Belfast’s oldest Goth has passed away this morning, according to reports.
The 38-year-old’s body was discovered by his elderly mother in the home they shared together.
The PSNI are describing it as ‘some sort of weird wanking thing gone tits up’.
Marty ‘Salem’ Magee became heavily influenced by Nu-Metal music in his late-teens and spent most Saturday afternoons loitering outside Belfast City Hall.
Yet even when his pals ditched the Goth look in preparation for careers in call centres, Marty showed total commitment by refusing to remove his make-up or have his dyed-blue hair cut shorter.
Marty was survived by his 10-year-old son, Damian, of whom he shared custody with ex-girlfriend Roxanne.
They met at a Metallica concert in the SSE Arena after he drenched her with a plastic pint filled with urine.
‘Of all the people he showered with his piss that night, I’m so glad that I was one of them’, recalled Roxanne.
She accompanied Marty to A&E that same night when security staff fractured his skull for trying to light a cigarette inside the venue.
‘We didn’t get off to the best of starts, what with his pish running down my back and him being concussed and all.
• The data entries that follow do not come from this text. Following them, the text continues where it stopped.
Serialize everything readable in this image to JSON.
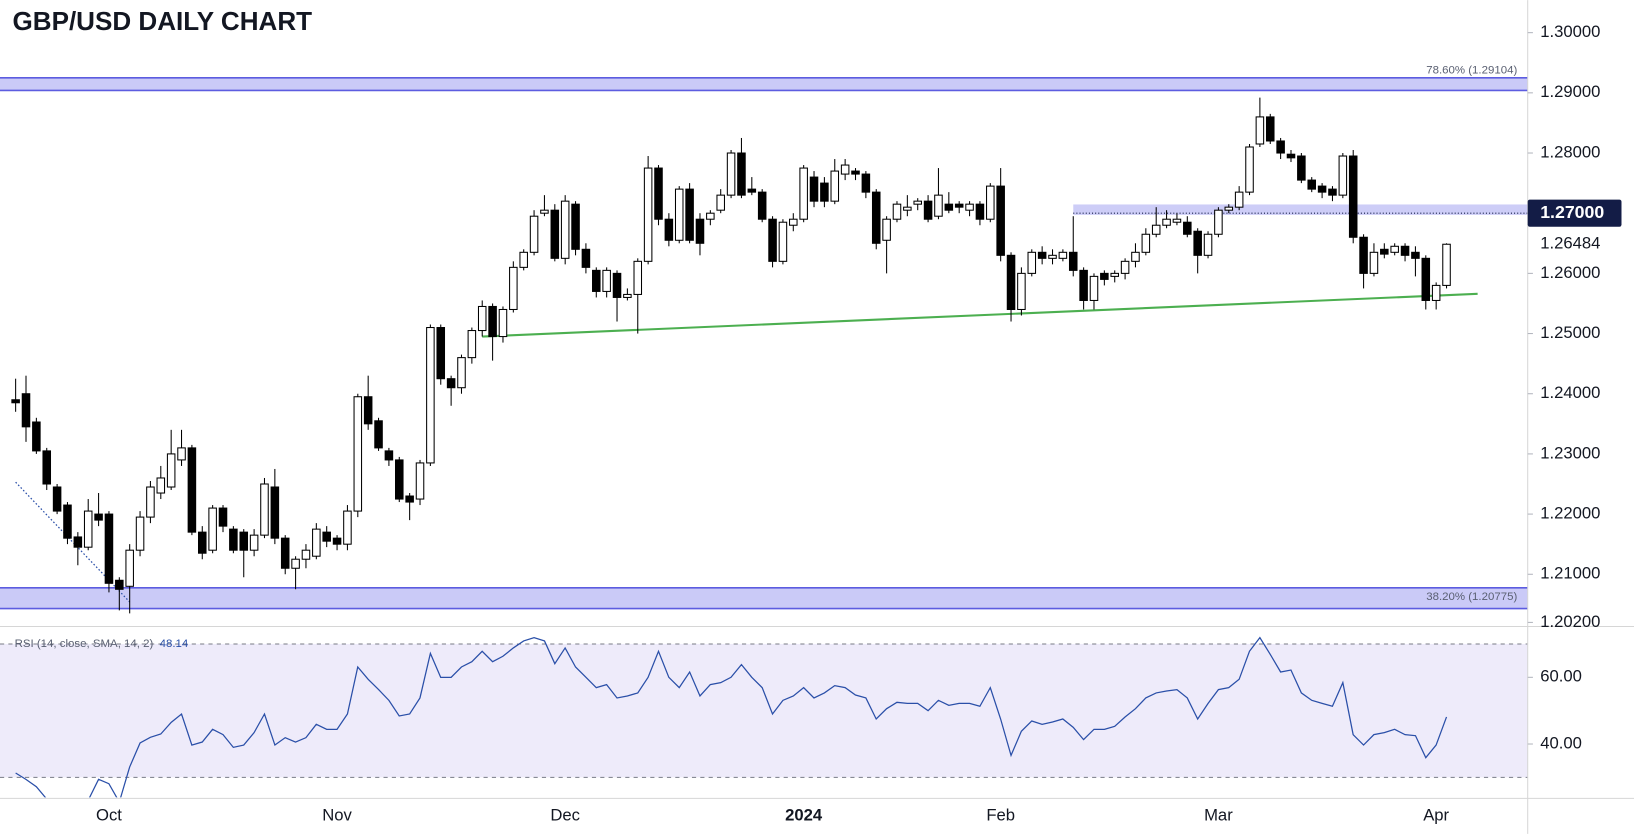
{
  "chart_data": [
    {
      "type": "candlestick",
      "title": "GBP/USD DAILY CHART",
      "categories": [
        null,
        null,
        null,
        null,
        null,
        null,
        null,
        null,
        null,
        "Oct",
        null,
        null,
        null,
        null,
        null,
        null,
        null,
        null,
        null,
        null,
        null,
        null,
        null,
        null,
        null,
        null,
        null,
        null,
        null,
        null,
        null,
        "Nov",
        null,
        null,
        null,
        null,
        null,
        null,
        null,
        null,
        null,
        null,
        null,
        null,
        null,
        null,
        null,
        null,
        null,
        null,
        null,
        null,
        null,
        "Dec",
        null,
        null,
        null,
        null,
        null,
        null,
        null,
        null,
        null,
        null,
        null,
        null,
        null,
        null,
        null,
        null,
        null,
        null,
        null,
        null,
        null,
        null,
        "2024",
        null,
        null,
        null,
        null,
        null,
        null,
        null,
        null,
        null,
        null,
        null,
        null,
        null,
        null,
        null,
        null,
        null,
        null,
        "Feb",
        null,
        null,
        null,
        null,
        null,
        null,
        null,
        null,
        null,
        null,
        null,
        null,
        null,
        null,
        null,
        null,
        null,
        null,
        null,
        null,
        "Mar",
        null,
        null,
        null,
        null,
        null,
        null,
        null,
        null,
        null,
        null,
        null,
        null,
        null,
        null,
        null,
        null,
        null,
        null,
        null,
        null,
        "Apr",
        null
      ],
      "open": [
        1.239,
        1.24,
        1.2353,
        1.2305,
        1.2245,
        1.2215,
        1.2162,
        1.2145,
        1.22,
        1.22,
        1.209,
        1.208,
        1.214,
        1.2195,
        1.2235,
        1.2245,
        1.229,
        1.231,
        1.217,
        1.214,
        1.221,
        1.2175,
        1.217,
        1.214,
        1.2165,
        1.2245,
        1.216,
        1.211,
        1.2125,
        1.213,
        1.217,
        1.216,
        1.215,
        1.2205,
        1.2395,
        1.2355,
        1.2305,
        1.229,
        1.223,
        1.2225,
        1.2285,
        1.251,
        1.2425,
        1.241,
        1.246,
        1.2505,
        1.2545,
        1.2495,
        1.254,
        1.261,
        1.2635,
        1.27,
        1.2705,
        1.2625,
        1.2715,
        1.264,
        1.2605,
        1.257,
        1.26,
        1.256,
        1.2565,
        1.262,
        1.2775,
        1.269,
        1.2655,
        1.274,
        1.269,
        1.269,
        1.2705,
        1.273,
        1.28,
        1.274,
        1.2735,
        1.269,
        1.262,
        1.268,
        1.269,
        1.276,
        1.275,
        1.272,
        1.2765,
        1.277,
        1.2765,
        1.2735,
        1.2655,
        1.269,
        1.2705,
        1.2715,
        1.272,
        1.2695,
        1.2715,
        1.2715,
        1.2705,
        1.2715,
        1.269,
        1.2745,
        1.263,
        1.254,
        1.26,
        1.2635,
        1.2625,
        1.2625,
        1.2635,
        1.2605,
        1.2555,
        1.26,
        1.2595,
        1.26,
        1.262,
        1.2635,
        1.2665,
        1.268,
        1.2685,
        1.2685,
        1.267,
        1.263,
        1.2665,
        1.2705,
        1.271,
        1.2735,
        1.2815,
        1.286,
        1.282,
        1.2798,
        1.2795,
        1.2755,
        1.2745,
        1.274,
        1.273,
        1.2795,
        1.266,
        1.26,
        1.264,
        1.2635,
        1.2645,
        1.2635,
        1.2625,
        1.2555,
        1.258
      ],
      "high": [
        1.2425,
        1.243,
        1.236,
        1.231,
        1.225,
        1.222,
        1.217,
        1.2225,
        1.2235,
        1.2205,
        1.2095,
        1.215,
        1.2205,
        1.2255,
        1.228,
        1.234,
        1.234,
        1.2315,
        1.218,
        1.2215,
        1.2215,
        1.218,
        1.2175,
        1.2175,
        1.226,
        1.2275,
        1.2165,
        1.213,
        1.215,
        1.2185,
        1.218,
        1.2165,
        1.2215,
        1.24,
        1.243,
        1.236,
        1.231,
        1.2295,
        1.2235,
        1.229,
        1.2515,
        1.2515,
        1.243,
        1.2465,
        1.251,
        1.2555,
        1.255,
        1.2545,
        1.262,
        1.264,
        1.2705,
        1.273,
        1.2715,
        1.273,
        1.272,
        1.265,
        1.261,
        1.261,
        1.2605,
        1.2575,
        1.2625,
        1.2795,
        1.278,
        1.27,
        1.2745,
        1.275,
        1.27,
        1.2705,
        1.274,
        1.2805,
        1.2825,
        1.276,
        1.274,
        1.2695,
        1.269,
        1.27,
        1.278,
        1.277,
        1.276,
        1.279,
        1.279,
        1.2775,
        1.277,
        1.274,
        1.2695,
        1.272,
        1.273,
        1.2725,
        1.273,
        1.2775,
        1.2735,
        1.272,
        1.272,
        1.272,
        1.275,
        1.2775,
        1.2635,
        1.261,
        1.264,
        1.2645,
        1.264,
        1.264,
        1.2695,
        1.261,
        1.26,
        1.2605,
        1.2605,
        1.2625,
        1.265,
        1.2675,
        1.271,
        1.2705,
        1.27,
        1.2695,
        1.2675,
        1.267,
        1.271,
        1.2715,
        1.2745,
        1.2815,
        1.2892,
        1.2865,
        1.2825,
        1.2805,
        1.28,
        1.276,
        1.275,
        1.2745,
        1.28,
        1.2805,
        1.2665,
        1.265,
        1.265,
        1.265,
        1.265,
        1.2645,
        1.263,
        1.2585,
        1.265
      ],
      "low": [
        1.237,
        1.232,
        1.23,
        1.224,
        1.22,
        1.215,
        1.2115,
        1.214,
        1.218,
        1.207,
        1.204,
        1.2035,
        1.213,
        1.2185,
        1.2225,
        1.224,
        1.228,
        1.2165,
        1.2125,
        1.2135,
        1.217,
        1.2135,
        1.2095,
        1.213,
        1.216,
        1.215,
        1.21,
        1.2075,
        1.211,
        1.2125,
        1.2145,
        1.214,
        1.214,
        1.2195,
        1.234,
        1.2305,
        1.228,
        1.222,
        1.219,
        1.2215,
        1.228,
        1.2415,
        1.238,
        1.24,
        1.245,
        1.2495,
        1.2455,
        1.2485,
        1.2535,
        1.2605,
        1.263,
        1.2695,
        1.262,
        1.2615,
        1.263,
        1.26,
        1.256,
        1.256,
        1.252,
        1.2555,
        1.25,
        1.2615,
        1.268,
        1.2645,
        1.265,
        1.265,
        1.263,
        1.268,
        1.27,
        1.2725,
        1.2725,
        1.273,
        1.2685,
        1.261,
        1.2615,
        1.267,
        1.2685,
        1.271,
        1.271,
        1.2715,
        1.2755,
        1.2755,
        1.2725,
        1.264,
        1.26,
        1.2685,
        1.2695,
        1.2705,
        1.2685,
        1.269,
        1.27,
        1.27,
        1.2695,
        1.268,
        1.2685,
        1.262,
        1.252,
        1.253,
        1.2595,
        1.2615,
        1.2615,
        1.262,
        1.2595,
        1.254,
        1.254,
        1.258,
        1.2585,
        1.259,
        1.261,
        1.263,
        1.266,
        1.2675,
        1.268,
        1.266,
        1.26,
        1.2625,
        1.266,
        1.27,
        1.2705,
        1.273,
        1.281,
        1.2815,
        1.279,
        1.2785,
        1.275,
        1.2735,
        1.2725,
        1.272,
        1.2725,
        1.265,
        1.2575,
        1.2595,
        1.2625,
        1.263,
        1.262,
        1.2595,
        1.254,
        1.254,
        1.2575
      ],
      "close": [
        1.2385,
        1.2345,
        1.2305,
        1.225,
        1.2205,
        1.216,
        1.2145,
        1.2205,
        1.219,
        1.2085,
        1.2075,
        1.214,
        1.2195,
        1.2245,
        1.226,
        1.23,
        1.231,
        1.217,
        1.2135,
        1.221,
        1.218,
        1.214,
        1.214,
        1.2165,
        1.225,
        1.216,
        1.211,
        1.2125,
        1.214,
        1.2175,
        1.2155,
        1.215,
        1.2205,
        1.2395,
        1.235,
        1.231,
        1.229,
        1.2225,
        1.222,
        1.2285,
        1.251,
        1.2425,
        1.241,
        1.246,
        1.2505,
        1.2545,
        1.2495,
        1.254,
        1.261,
        1.2635,
        1.2695,
        1.2705,
        1.2625,
        1.272,
        1.264,
        1.261,
        1.257,
        1.2605,
        1.256,
        1.2565,
        1.262,
        1.2775,
        1.269,
        1.2655,
        1.274,
        1.2655,
        1.265,
        1.27,
        1.273,
        1.28,
        1.273,
        1.2735,
        1.269,
        1.262,
        1.2685,
        1.269,
        1.2775,
        1.272,
        1.272,
        1.277,
        1.278,
        1.2765,
        1.2735,
        1.265,
        1.269,
        1.2715,
        1.271,
        1.272,
        1.269,
        1.273,
        1.2705,
        1.271,
        1.2715,
        1.269,
        1.2745,
        1.263,
        1.254,
        1.26,
        1.2635,
        1.2625,
        1.263,
        1.2635,
        1.2605,
        1.2555,
        1.2595,
        1.259,
        1.26,
        1.262,
        1.2635,
        1.2665,
        1.268,
        1.269,
        1.269,
        1.2665,
        1.263,
        1.2665,
        1.2705,
        1.271,
        1.2735,
        1.281,
        1.286,
        1.282,
        1.28,
        1.2792,
        1.2755,
        1.274,
        1.2735,
        1.273,
        1.2795,
        1.266,
        1.26,
        1.2635,
        1.2632,
        1.2645,
        1.263,
        1.2625,
        1.2555,
        1.258,
        1.26484
      ],
      "up_color": "#ffffff",
      "down_color": "#000000",
      "ylim": [
        1.2015,
        1.3054
      ],
      "yticks": [
        {
          "value": 1.3,
          "label": "1.30000"
        },
        {
          "value": 1.29,
          "label": "1.29000"
        },
        {
          "value": 1.28,
          "label": "1.28000"
        },
        {
          "value": 1.26,
          "label": "1.26000"
        },
        {
          "value": 1.25,
          "label": "1.25000"
        },
        {
          "value": 1.24,
          "label": "1.24000"
        },
        {
          "value": 1.23,
          "label": "1.23000"
        },
        {
          "value": 1.22,
          "label": "1.22000"
        },
        {
          "value": 1.21,
          "label": "1.21000"
        },
        {
          "value": 1.202,
          "label": "1.20200"
        }
      ],
      "fib_levels": [
        {
          "value": 1.29104,
          "label": "78.60% (1.29104)",
          "range": [
            1.2904,
            1.2925
          ],
          "label_side": "above"
        },
        {
          "value": 1.20775,
          "label": "38.20% (1.20775)",
          "range": [
            1.2043,
            1.20775
          ],
          "label_side": "inside"
        }
      ],
      "fib_color": "#5c5ce0",
      "fib_fill": "#b8b8f4",
      "zone": {
        "value": 1.27,
        "label": "1.27000",
        "range": [
          1.26972,
          1.27145
        ],
        "x_start": 102,
        "color": "#b8b8f4",
        "badge_color": "#131c46"
      },
      "trendlines": [
        {
          "color": "#4caf50",
          "style": "solid",
          "x": [
            45,
            141
          ],
          "y": [
            1.2495,
            1.2566
          ]
        },
        {
          "color": "#2a4fa8",
          "style": "dotted",
          "x": [
            0,
            11
          ],
          "y": [
            1.2253,
            1.2054
          ]
        }
      ]
    },
    {
      "type": "line",
      "title": "RSI (14, close, SMA, 14, 2)",
      "color": "#2a4fa8",
      "values": [
        31.3,
        29.4,
        27.2,
        23.5,
        22.8,
        21.9,
        22.4,
        23.1,
        29.4,
        28.1,
        22.6,
        33.1,
        40.3,
        42,
        43,
        46.5,
        49,
        39.7,
        40.6,
        44.4,
        42.8,
        39,
        39.7,
        43.4,
        49,
        39.7,
        41.9,
        40.6,
        41.9,
        45.9,
        44.4,
        44.4,
        49,
        63.1,
        59.4,
        56.3,
        53.1,
        48.4,
        49,
        53.8,
        67.2,
        60,
        60,
        63.1,
        64.7,
        67.8,
        64.7,
        66.3,
        68.8,
        70.9,
        71.9,
        70.9,
        64.1,
        68.8,
        63.1,
        60,
        56.9,
        57.8,
        53.8,
        54.4,
        55.3,
        60,
        67.8,
        60,
        56.9,
        61.6,
        54.4,
        57.8,
        58.4,
        60,
        63.8,
        60,
        56.9,
        49,
        53.1,
        54.4,
        56.9,
        53.8,
        55.3,
        57.5,
        56.9,
        54.7,
        53.8,
        47.5,
        50.6,
        52.5,
        52.2,
        52.2,
        50,
        53.1,
        51.6,
        52.2,
        52.2,
        51.3,
        56.9,
        47.5,
        36.6,
        43.8,
        46.9,
        45.9,
        46.6,
        47.5,
        45,
        41.3,
        44.4,
        44.4,
        45.3,
        48.1,
        50.6,
        53.8,
        55.3,
        55.9,
        56.3,
        53.8,
        47.5,
        52.2,
        56.3,
        56.9,
        59.4,
        67.8,
        71.9,
        66.9,
        61.6,
        62.2,
        55.3,
        53.1,
        52.2,
        51.3,
        58.4,
        42.8,
        39.7,
        42.8,
        43.4,
        44.4,
        42.8,
        42.5,
        35.9,
        39.7,
        48.14
      ],
      "ylim": [
        24,
        74
      ],
      "yticks": [
        {
          "value": 60,
          "label": "60.00"
        },
        {
          "value": 40,
          "label": "40.00"
        }
      ],
      "band": [
        30,
        70
      ],
      "band_fill": "#eeebfa"
    }
  ]
}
But it blossomed into a beautiful romance’, she added.
But even fatherhood didn’t snap Marty out of his Gothic ways and every morning he’d still apply his white make-up and black lipstick before heading off to his job in Ards Movieland.
Marty’s refusal to accept that he’d well since past the acceptable window of opportunity for wearing pentagram shirts and black lipstick caused friction with his son from the get go.
‘I begged him to rub a flannel round his face and wear a Stone Island coat like every other Da in the playground but the b**tard insisted upon parading around like Edward Scissorhand’s big sister’, sobbed Damian.